Friday, January 11, 2013

The Judiciary Needs to be Remade

The moment of truth has arrived. The recent decision to grant status to non status Indians and Metis is just the tip of a very big iceberg. Bigger battles lie ahead. Given current trends the judiciary looks like it will not only grant Native peoples a veto over virtually every resource project in the country, but also ensure billions of royalties that now flow to the provinces will go to the bands instead. Furthermore, should the Supreme Court's pattern of treasonous behavior continue -- we are talking nation to nations after all -- and they cement Phelan's idiocy into law, race relations would be set back several generations and the feds and provinces will be out billions. For once the distinction between non-status and status Indian goes away so too does the ability of the crown to impose any income or excise taxes on native Canadians and Metis. On the one side will be 1.3 million native Canadians and a yet to be determined number Metis. On the other side, a shrinking number of work age Canadians will face a double whammy. Not only will they bare the financial burnt of all those baby boomers retiring, but they will also be picking up the tab for the only demographic group in the country with a fertility rate way above replacement levels.

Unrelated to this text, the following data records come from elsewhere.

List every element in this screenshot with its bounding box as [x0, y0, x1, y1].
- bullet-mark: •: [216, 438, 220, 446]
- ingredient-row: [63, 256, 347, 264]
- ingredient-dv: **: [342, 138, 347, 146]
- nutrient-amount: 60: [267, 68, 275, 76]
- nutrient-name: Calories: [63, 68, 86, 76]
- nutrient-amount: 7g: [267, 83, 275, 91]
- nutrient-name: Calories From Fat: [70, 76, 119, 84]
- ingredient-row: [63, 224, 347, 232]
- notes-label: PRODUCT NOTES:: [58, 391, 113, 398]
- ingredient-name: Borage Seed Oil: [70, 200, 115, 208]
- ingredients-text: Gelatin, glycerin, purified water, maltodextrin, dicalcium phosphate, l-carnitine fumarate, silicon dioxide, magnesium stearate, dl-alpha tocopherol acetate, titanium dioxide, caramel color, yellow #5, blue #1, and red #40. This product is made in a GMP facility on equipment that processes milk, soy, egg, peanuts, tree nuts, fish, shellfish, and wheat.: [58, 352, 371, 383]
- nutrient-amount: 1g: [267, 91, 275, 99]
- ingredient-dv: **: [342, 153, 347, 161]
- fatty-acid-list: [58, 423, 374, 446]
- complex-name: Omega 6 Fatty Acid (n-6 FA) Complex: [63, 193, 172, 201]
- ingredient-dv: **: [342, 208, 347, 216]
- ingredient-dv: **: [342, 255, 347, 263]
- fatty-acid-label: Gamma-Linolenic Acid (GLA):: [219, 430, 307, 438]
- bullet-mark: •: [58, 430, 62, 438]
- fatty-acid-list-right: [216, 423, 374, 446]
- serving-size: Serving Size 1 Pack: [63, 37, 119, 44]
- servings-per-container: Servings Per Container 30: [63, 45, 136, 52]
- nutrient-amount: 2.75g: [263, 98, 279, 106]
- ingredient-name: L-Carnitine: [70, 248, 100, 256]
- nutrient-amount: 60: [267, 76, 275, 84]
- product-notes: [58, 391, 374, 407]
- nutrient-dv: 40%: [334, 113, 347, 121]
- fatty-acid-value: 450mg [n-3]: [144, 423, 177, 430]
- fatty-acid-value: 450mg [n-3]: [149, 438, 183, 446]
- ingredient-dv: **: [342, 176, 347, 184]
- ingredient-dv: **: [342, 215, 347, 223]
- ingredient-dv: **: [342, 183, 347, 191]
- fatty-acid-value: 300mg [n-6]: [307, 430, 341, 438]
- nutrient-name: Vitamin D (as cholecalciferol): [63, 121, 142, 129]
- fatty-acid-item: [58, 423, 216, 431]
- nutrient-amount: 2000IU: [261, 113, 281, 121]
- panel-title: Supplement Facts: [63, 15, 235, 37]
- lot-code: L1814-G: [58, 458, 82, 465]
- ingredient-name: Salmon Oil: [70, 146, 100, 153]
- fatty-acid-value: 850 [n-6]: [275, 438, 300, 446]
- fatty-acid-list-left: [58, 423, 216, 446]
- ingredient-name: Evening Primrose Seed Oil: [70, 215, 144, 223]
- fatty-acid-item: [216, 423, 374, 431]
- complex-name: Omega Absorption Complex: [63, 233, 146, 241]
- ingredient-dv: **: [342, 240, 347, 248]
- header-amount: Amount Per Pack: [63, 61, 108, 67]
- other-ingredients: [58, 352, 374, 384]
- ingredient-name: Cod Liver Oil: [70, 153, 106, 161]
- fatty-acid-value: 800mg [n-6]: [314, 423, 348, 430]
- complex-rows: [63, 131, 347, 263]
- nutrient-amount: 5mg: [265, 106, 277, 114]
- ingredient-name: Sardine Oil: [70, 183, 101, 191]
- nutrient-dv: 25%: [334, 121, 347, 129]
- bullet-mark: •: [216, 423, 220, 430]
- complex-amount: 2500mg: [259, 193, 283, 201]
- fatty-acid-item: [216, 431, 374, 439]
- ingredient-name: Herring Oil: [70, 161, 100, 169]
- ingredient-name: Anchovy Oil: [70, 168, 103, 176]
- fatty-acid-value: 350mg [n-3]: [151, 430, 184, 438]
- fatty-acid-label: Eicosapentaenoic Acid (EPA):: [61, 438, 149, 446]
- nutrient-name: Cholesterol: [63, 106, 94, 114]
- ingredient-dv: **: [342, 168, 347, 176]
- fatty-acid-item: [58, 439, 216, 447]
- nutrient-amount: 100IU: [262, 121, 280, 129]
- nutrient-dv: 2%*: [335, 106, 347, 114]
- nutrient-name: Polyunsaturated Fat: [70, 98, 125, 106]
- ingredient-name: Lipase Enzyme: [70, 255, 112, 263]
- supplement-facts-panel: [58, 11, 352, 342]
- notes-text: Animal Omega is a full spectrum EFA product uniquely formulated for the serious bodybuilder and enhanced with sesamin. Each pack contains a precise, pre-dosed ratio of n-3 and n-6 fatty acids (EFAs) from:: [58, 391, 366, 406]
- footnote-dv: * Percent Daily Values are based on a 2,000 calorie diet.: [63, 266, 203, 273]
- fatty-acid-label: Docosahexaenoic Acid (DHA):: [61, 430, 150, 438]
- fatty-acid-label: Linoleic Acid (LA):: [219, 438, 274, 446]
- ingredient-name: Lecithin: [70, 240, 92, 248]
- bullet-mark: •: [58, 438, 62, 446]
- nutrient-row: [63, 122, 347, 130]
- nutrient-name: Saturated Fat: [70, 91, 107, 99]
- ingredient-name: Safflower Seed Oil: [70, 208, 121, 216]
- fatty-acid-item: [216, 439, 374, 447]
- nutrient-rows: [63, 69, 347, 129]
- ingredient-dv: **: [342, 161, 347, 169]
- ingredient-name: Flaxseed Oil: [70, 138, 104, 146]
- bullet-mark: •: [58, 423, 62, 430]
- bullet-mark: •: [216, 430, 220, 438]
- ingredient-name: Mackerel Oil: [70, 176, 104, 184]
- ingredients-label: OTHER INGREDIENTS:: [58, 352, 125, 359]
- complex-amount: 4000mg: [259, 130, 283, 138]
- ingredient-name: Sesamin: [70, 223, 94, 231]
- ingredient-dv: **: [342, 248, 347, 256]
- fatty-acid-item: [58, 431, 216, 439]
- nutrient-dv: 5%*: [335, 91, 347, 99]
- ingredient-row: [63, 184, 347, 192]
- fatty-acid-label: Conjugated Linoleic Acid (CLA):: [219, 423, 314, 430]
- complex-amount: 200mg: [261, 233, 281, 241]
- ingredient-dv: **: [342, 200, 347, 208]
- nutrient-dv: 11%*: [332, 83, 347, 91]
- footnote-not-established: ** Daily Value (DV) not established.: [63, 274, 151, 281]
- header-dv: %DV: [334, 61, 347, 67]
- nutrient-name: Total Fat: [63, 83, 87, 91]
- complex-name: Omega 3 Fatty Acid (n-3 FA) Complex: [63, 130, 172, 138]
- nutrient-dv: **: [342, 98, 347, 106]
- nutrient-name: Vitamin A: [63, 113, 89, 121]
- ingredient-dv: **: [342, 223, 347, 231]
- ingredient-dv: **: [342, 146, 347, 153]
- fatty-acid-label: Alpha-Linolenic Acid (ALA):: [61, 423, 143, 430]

Invariably tax evasion amongst this later group will become endemic as chances for tax evasion increase exponentially and as they inevitably loose all faith in the system.

Extreme measures need to be taken. The government must remake the judiciary. Above all else, the government must remake the Supreme Court to insure that decisions like Phelan's do not become the law of the land. If that means politicizing the courts the way they are down south, so be it. Decades of judicial idiocy must come to an end.